Трансакция и открытость.

Прежде всего посмотрим, каким образом во все времена искусство умышленно стремилось пробудить незавершенные, внезапно прерванные переживания, чтобы тем самым благодаря обманутому ожиданию пробуждать нашу естественную тягу к завершенности.

Хороший анализ этого психологического механизма дает Леонард Мейер в своей книге «Чувство и смысл в музыке» (Emotion and Meaning in Music)31, где он основывает свои доводы главным образом на положениях гештальт — психологии; он анализирует объективные музыкальные структуры в соотнесении с нашими схемами реагирования, то есть исследует сообщения, наделенные определенной информативной функцией, но обретающие ценность только в связи с ответом, который дает его получатель и в результате которого действительно рождается смысл.

Согласно Вертхеймеру, процесс мышления можно описать так: мы имеем ситуацию S1 и ситуацию S2, которая является разрешением ситуации S1, представляет ее конечный пункт (terminus ad quem), и, следовательно, данный процесс является переходом от первой ситуации ко второй, тем переходом, в котором Sl, будучи структурно незавершенной, являет расхождение, двойственность структуры, которая постепенно определяется и разрешается и, в конце концов, полагается в ситуацию S2. Такое понятие процесса Мейер соотносит с музыкальным дискурсом: какой — либо стимул воспринимается слушателем как двусмысленный, незавершенный, и, воспринимаясь таковым, порождает стремление к достижению удовольствия: в конце концов, он создает ситуацию кризиса, в которой слушатель вынужден отыскивать некий непреложный момент, разрешающий возникшую двусмысленность. При этом возникает эмоция, так как стремление получить ответ внезапно наталкивается на препятствие или оканчивается ничем; если бы это стремление было удовлетворено, волнение не возникло бы. И поскольку ситуация, слабая в структурном отношении или неясная в смысле ее организации, порождает стремление к ее прояснению, любая отсрочка будет вызывать душевное движение. Эта игра торможений и эмоциональных реакций призвана наделить смыслом музыкальный дискурс, поскольку если в повседневной жизни различные кризисные ситуации не достигают разрешения, а пропадают так же случайно, как и возникли, в музыке подавление какого — либо стремления становится значимым именно в той мере, в какой отношение между стремлением и разрешением становится явным и завершается. Лишь благодаря факту завершенности наделяется смыслом тот круг, в котором стимул рождает стремление к удовольствию, а оно, в свою очередь, оказывается в ситуации кризиса, неожиданно разрешающейся воссозданием желанной упорядоченности. «В музыке один и тот же стимул, сама музыка, порождает стремления, подавляет их и приводит к значимым решениям».

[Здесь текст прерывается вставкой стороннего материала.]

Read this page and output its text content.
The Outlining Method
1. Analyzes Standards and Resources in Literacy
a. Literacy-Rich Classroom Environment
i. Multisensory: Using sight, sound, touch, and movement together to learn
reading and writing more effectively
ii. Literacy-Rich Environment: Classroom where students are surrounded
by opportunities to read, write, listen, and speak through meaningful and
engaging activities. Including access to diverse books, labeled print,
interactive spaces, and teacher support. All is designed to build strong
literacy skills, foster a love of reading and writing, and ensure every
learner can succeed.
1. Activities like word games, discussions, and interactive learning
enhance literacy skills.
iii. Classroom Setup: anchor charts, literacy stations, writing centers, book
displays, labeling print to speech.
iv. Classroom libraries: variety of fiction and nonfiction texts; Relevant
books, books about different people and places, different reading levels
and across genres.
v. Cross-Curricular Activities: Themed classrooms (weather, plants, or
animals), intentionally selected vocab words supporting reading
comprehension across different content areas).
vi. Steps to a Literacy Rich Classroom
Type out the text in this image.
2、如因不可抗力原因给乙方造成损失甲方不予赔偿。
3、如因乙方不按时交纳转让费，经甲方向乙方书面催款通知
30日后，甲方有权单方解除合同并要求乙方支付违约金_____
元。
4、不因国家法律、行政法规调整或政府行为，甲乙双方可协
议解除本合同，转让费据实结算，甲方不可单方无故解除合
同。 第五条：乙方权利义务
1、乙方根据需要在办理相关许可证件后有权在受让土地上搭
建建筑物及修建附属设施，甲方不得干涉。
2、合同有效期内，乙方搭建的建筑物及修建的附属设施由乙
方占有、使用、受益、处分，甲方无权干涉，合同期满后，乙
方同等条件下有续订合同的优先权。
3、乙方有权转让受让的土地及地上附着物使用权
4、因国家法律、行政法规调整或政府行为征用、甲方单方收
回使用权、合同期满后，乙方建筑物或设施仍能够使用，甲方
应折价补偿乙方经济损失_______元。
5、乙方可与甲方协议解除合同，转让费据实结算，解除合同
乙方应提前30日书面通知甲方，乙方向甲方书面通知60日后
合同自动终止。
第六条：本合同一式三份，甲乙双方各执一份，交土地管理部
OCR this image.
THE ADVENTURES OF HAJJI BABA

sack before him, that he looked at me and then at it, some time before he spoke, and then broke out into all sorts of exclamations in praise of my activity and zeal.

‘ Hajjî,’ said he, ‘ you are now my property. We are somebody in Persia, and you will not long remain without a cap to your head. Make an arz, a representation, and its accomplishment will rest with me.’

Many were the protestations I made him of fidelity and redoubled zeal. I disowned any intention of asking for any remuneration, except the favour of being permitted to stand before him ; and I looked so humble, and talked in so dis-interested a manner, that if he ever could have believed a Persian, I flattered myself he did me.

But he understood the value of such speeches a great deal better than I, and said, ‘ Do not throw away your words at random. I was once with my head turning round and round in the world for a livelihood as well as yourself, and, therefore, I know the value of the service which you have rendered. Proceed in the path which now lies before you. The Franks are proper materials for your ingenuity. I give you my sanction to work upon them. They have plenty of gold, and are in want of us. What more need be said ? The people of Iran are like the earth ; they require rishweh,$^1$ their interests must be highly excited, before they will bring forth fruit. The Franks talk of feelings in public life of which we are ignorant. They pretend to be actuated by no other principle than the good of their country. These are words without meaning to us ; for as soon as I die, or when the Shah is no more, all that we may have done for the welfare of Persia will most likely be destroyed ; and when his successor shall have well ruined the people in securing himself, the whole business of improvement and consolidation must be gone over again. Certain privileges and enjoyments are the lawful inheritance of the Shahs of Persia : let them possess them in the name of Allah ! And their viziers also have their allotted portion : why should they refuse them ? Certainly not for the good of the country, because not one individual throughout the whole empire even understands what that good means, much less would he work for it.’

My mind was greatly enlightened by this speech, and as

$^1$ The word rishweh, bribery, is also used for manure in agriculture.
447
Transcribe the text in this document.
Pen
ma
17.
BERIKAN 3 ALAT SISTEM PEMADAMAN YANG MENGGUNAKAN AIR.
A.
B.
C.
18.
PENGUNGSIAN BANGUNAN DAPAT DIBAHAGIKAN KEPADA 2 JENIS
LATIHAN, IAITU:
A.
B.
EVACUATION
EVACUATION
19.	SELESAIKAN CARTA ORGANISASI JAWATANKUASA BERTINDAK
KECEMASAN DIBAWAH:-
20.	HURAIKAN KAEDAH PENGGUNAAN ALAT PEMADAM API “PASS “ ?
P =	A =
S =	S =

Как возникает стремление, каким оказывается кризис, какое разрешение должно произойти, чтобы удовлетворить слушателя, — все это автор поясняет, обращаясь к теории гештальта, согласно которой этой психологической диалектике предшествуют заранее данные законы формы, то есть законы прегнантности, четкой, «хорошей» линии, соседства, равенства и т. д. Слушатель стремится к тому, чтобы процесс завершился по законам симметрии и был организован самым лучшим образом, в гармонии с определенными психологическими моделями, которые, согласно теории формы, наличествуют как в самих вещах, так и в наших психологических структурах. Так как эмоция рождается в результате появления препятствий на пути к упорядоченности, стремление к обретению хорошей формы, память о прошлом опыте вторгаются в процесс слушания, чтобы перед лицом возникшего кризиса породить ожидания: предвидения возможных решений, прообразы предполагаемой формы, в которых подавленное стремление находит свое разрешение. В момент промедления возникает приятное ожидание, почти что бессилие перед неизвестным, и чем неожиданнее решение, тем острее удовольствие от его выявления. Итак, поскольку удовольствие обусловлено кризисом, из дискурса, анализируемого Мейером, становится ясно, что законы формы — если они являются основой музыкального постижения — направляют этот дискурс в целом только при том условии, что они постоянно нарушаются во время развития темы, и слушатель ожидает не простой развязки, а чего — то необычного, ожидает нарушений правила, которые благодаря совершившейся борьбе делают финал более полным и обоснованным. Таким образом, для теории формы «хорошей» оказывается та конфигурация, которую с необходимостью принимают природные данные, сополагаясь в единые образования. То есть получается, что музыкальная форма обладает все теми же признаками изначальной стабильности?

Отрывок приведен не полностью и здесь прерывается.